Guillermo Rigondeaux (8-0, 6 KOs)
5’4 1/2″ tall, 31 years old, southpaw
Cuban

Rigondeaux’s background as a Cuban amateur explains why a 31 year old 122-pounder is merely 8-0, but also why he is in title contention. As an amateur, Rigondeaux racked up a record of 400-12, won two Olympic golds, and reigned as the Cuban national champion in his weight class for seven years. He defected with Erislandy Lara in 2007, only for the pair to be arrested in Brazil, shipped back to Cuba, and escape a second time to Mexico. Rigondeaux is widely considered to be one of the greatest amateur boxers of modern times, and is undoubtedly a slick, clever customer with excellent skills.

Credit: Goossen Tutor

Rico Ramos (20-0, 11 KOs)
5’5″ tall, 69″ reach, 24 years old
American
WBA Super Batamweight Champion

Ramos might not have Rigondeaux’s amateur pedigree, but he enjoyed a respectable amateur run in the United States, ending with his loss to Raynell Williams for a spot on the ill-fated 2008 Olympic squad. He is a sound, aggressive boxer-puncher who employs good hand speed and works in hard combinations. He won his title in his last fight, knocking out Akifumi Shimoda of Japan with a single punch.

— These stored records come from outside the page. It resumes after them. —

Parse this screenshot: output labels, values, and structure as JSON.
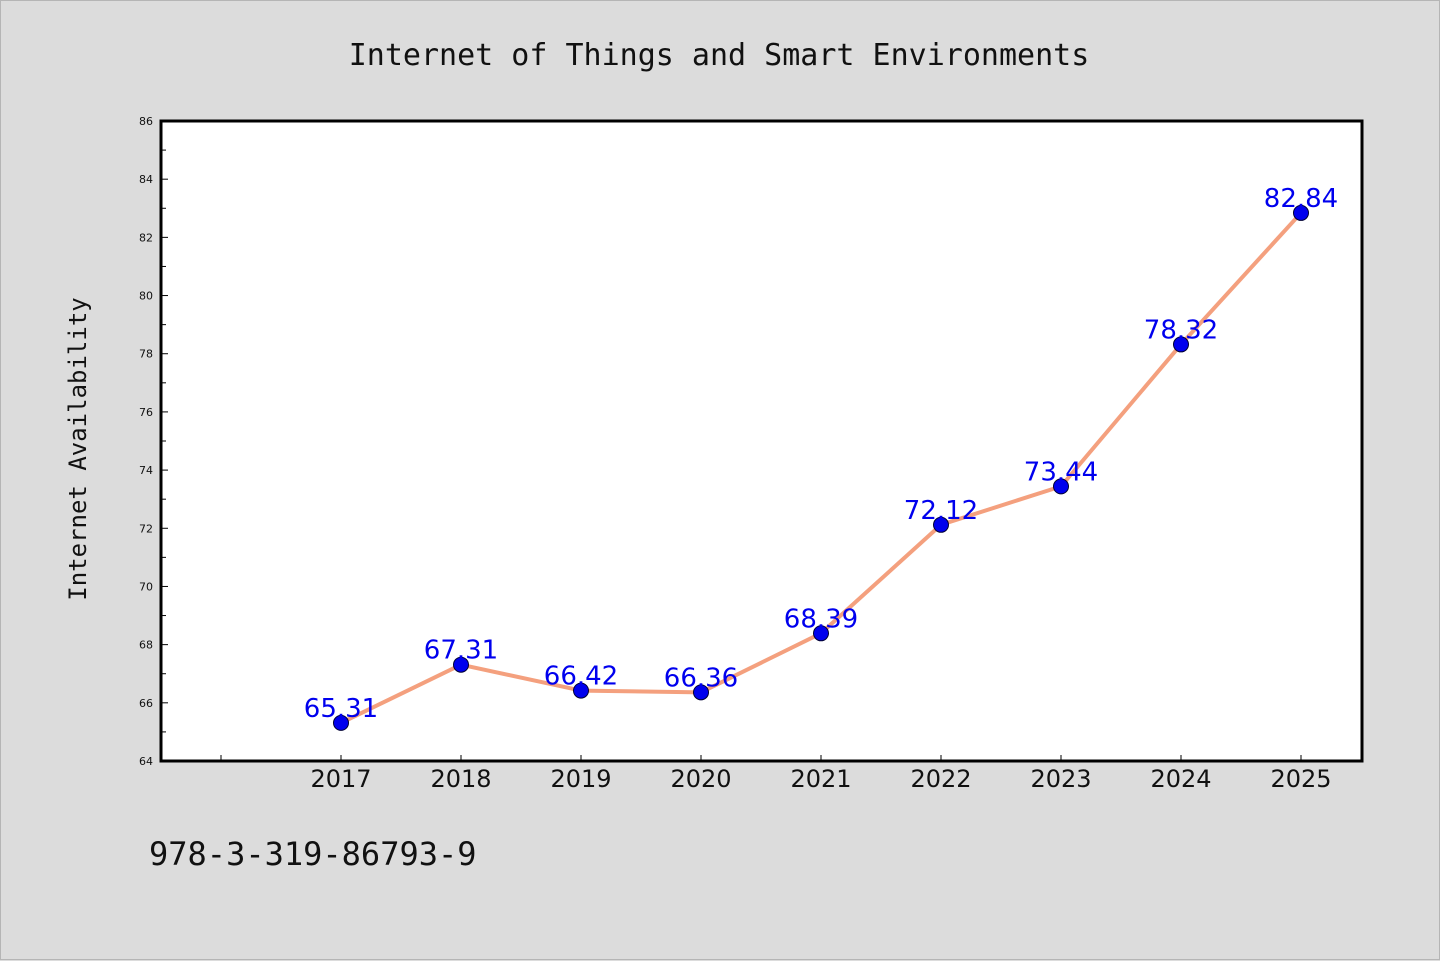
{
  "chart_data": {
    "type": "line",
    "title": "Internet of Things and Smart Environments",
    "ylabel": "Internet Availability",
    "xlabel": "",
    "categories": [
      "2017",
      "2018",
      "2019",
      "2020",
      "2021",
      "2022",
      "2023",
      "2024",
      "2025"
    ],
    "series": [
      {
        "values": [
          65.31,
          67.31,
          66.42,
          66.36,
          68.39,
          72.12,
          73.44,
          78.32,
          82.84
        ],
        "data_labels": [
          "65.31",
          "67.31",
          "66.42",
          "66.36",
          "68.39",
          "72.12",
          "73.44",
          "78.32",
          "82.84"
        ],
        "line_color": "#f4a07e",
        "marker_color": "#0000ee"
      }
    ],
    "ylim": [
      64,
      86
    ],
    "yticks": [
      "64",
      "66",
      "68",
      "70",
      "72",
      "74",
      "76",
      "78",
      "80",
      "82",
      "84",
      "86"
    ],
    "grid": false,
    "label_color": "#0000ee",
    "plot_background": "#ffffff",
    "page_background": "#dcdcdc"
  },
  "footer": {
    "text": "978-3-319-86793-9"
  }
}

Rigondeaux vs. Ramos Preview & Analysis

The amateurs aren’t the pros, and on the surface that ought to mean Ramos will take Rigondeaux out to deep waters and drown him. However, Rigondeaux has come up quickly in his eight fights. Last year he tangled with Ricardo Cordoba, a fringe contender and a guy who challenged multiple times for a world title, often earning a Draw in those challenges. Cordoba is no slouch, and it says a lot when a man in his 7th professional fight can earn a Split Decision over him. In his last outing, Rigondeaux knocked out undefeated Irish prospect Willie Casey in one round.

So the mixture of attributes in this fight are as complex as they are unusual. The challenger, Rigondeaux, has the stuff of greatness. He isn’t a novice, but is very far from being a veteran, and yet is nonetheless the older man. Ramos is a good fighter and well-seasoned, but so young he is not yet truly in his prime.

Yet there is a lot to like about Rigondeaux. Cuban fighters generally transfer into the pros as well as Americans, Mexicans and other Western Hemisphere amateurs, and he was a brilliant amateur. His ring smarts are carrying over well, he is learning quickly, he has good power and he is greasy fast. Also, while both men are undefeated, confident fighters, Rigondeaux has two extra points driving him on. First, the Cuban is already an illustrious and esteemed champion, so his self-confidence is enormous. At the same time, he is also the hungry one and racing against a ticking clock.

Rigondeaux vs. Ramos Prediction

Ultimately, Ramos’s power and combination punching will give Rigondeaux the kind of challenge the Cuban has never faced before. It might even be enough to overwhelm Rigondeaux, sending him reeling or to the canvas. However, he will figure Ramos out, adapt, and start racking up the points.

Also, let’s not forget that Rigondeaux can crack as well, and is faster to boot. If the two start trading freely, Rigondeaux ought to beat Ramos to the punch.